Snow shoveling deadline changed back to six consecutive daylight hours

On Monday night March 9th, the Legislative Matters Committee of the Whole voted to change the snow shoveling deadline back to what it had been: six consecutive daylight hours after the end of snowfall. (We also voted to reduce the required width of a shoveled path from 42’ to 36’, which is the Federal ADA requirement.)

The snow shoveling deadline has been one of the most challenging issues I have had as an Alderman. I have heard from and discussed it with scores of constituents. Eight Aldermen discussed and debated this question for two hours. There is no solution that works for everyone. The previous rule of six consecutive daylight hours seems like the least bad solution, and better than the 10 AM and 10 PM deadlines that so many people objected to. Its biggest shortcoming is that if the snow ends in the morning, the deadline would be that afternoon, which will be difficult for many residents to comply with. However, the Administration assured us that Inspectors do not ticket homeowners on the day of a snowstorm, so despite the official deadline, residents will in practice have until the following day to clear their sidewalks before risking a ticket.

Plastic bag ban to be discussed Thursday night in Legislative Matters Committee

Last year, in the Environment and Energy Committee, at the initiative of Ward 6 Alderman Rebekah Gewirtz, we held several discussions and a Public Hearing about a proposed ordinance to restrict stores from using plastic shopping bags. It’s now in the Legislative Matters Committee. I believe there are some significant weaknesses in the current draft ordinance and plan to push to revise it to make it more inclusive, tougher and to close some loopholes.

Cities such as Chicago, Los Angeles, San Francisco, Seattle, Mexico City and even the state of California and some entire countries have passed plastic bag bans. In Massachusetts, Brookline, Nantucket, Manchester, and Great Barrington have passed bans. The draft we are considering is based on Brookline’s law. Clint Richmond, a Brookline resident and member of the Massachusetts Sierra Club Legislative Action Committee will attend our meeting on Thursday night to discuss the Sierra Club’s recommendations for a Somerville plastic bag ban that will be even stronger and more effective than Brookline’s.

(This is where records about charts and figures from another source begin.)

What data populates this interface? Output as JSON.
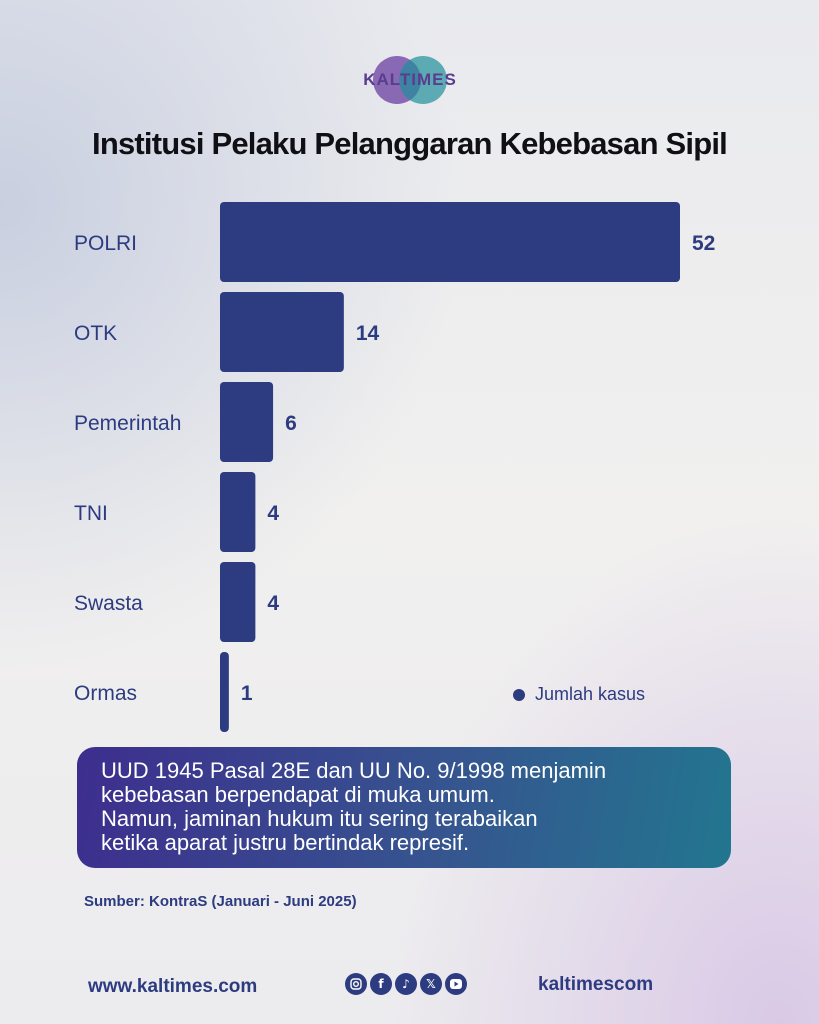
{
  "brand": {
    "logo_text": "KALTIMES"
  },
  "title": "Institusi Pelaku Pelanggaran Kebebasan Sipil",
  "chart_data": {
    "type": "bar",
    "orientation": "horizontal",
    "categories": [
      "POLRI",
      "OTK",
      "Pemerintah",
      "TNI",
      "Swasta",
      "Ormas"
    ],
    "values": [
      52,
      14,
      6,
      4,
      4,
      1
    ],
    "series": [
      {
        "name": "Jumlah kasus",
        "values": [
          52,
          14,
          6,
          4,
          4,
          1
        ]
      }
    ],
    "bar_color": "#2d3b80",
    "legend_position": "bottom-right",
    "grid": false
  },
  "legend": {
    "label": "Jumlah kasus"
  },
  "note": {
    "lines": [
      "UUD 1945 Pasal 28E dan UU No. 9/1998 menjamin",
      "kebebasan berpendapat di muka umum.",
      "Namun, jaminan hukum itu sering terabaikan",
      "ketika aparat justru bertindak represif."
    ]
  },
  "source": "Sumber: KontraS (Januari - Juni 2025)",
  "footer": {
    "website": "www.kaltimes.com",
    "handle": "kaltimescom",
    "social_icons": [
      "instagram-icon",
      "facebook-icon",
      "tiktok-icon",
      "x-icon",
      "youtube-icon"
    ]
  },
  "colors": {
    "primary": "#2d3b80",
    "title": "#0f0f14",
    "note_start": "#3d2e8e",
    "note_end": "#22768f"
  }
}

Union Square development controversy over key D2 and D3 parcels: BOA resolution prioritizing commercial development

After hearing many expressions of shock, alarm, and dismay by residents and activists in Union Square, I worked with President Bill White to write a resolution expressing the Board of Aldermen’s concern. Eight of the nine Aldermen present at the meeting last night co-sponsored the resolution, which you can see here:

On February 26, US2 (Union Square Station Associates), the Master Developer working in partnership with the City, presented “Giving Shape to D2/D3,” their initial program for developing the two parcels that abut the future Green Line subway station. The Administration has tasked US2 with developing them as soon as possible since the T station will open in 2017. (Many concerns have been raised about this aggressive timeline and the planning process itself.) US2’s initial recommendations include 925 small apartments, 500 of them in the key D2 bloc. Many people are concerned that this would preclude far more important commercial development on D2 and D3. See the Somerville Journal editorial

This week, the City Planning Department held a three-day “Union Square Design Charrette,” attended by hundreds of people who worked together with designers, planners, and architects to begin to flesh out what a redeveloped Union Square might look like. I spent parts of three late afternoons and evenings at the Old Post Office taking it all in. It was a productive exercise with many exciting and interesting preliminary designs for buildings, parks, open space, roadways, etc. To see a slide presentation with many of these designs, go to

The Union Square redevelopment planning process will continue through the spring.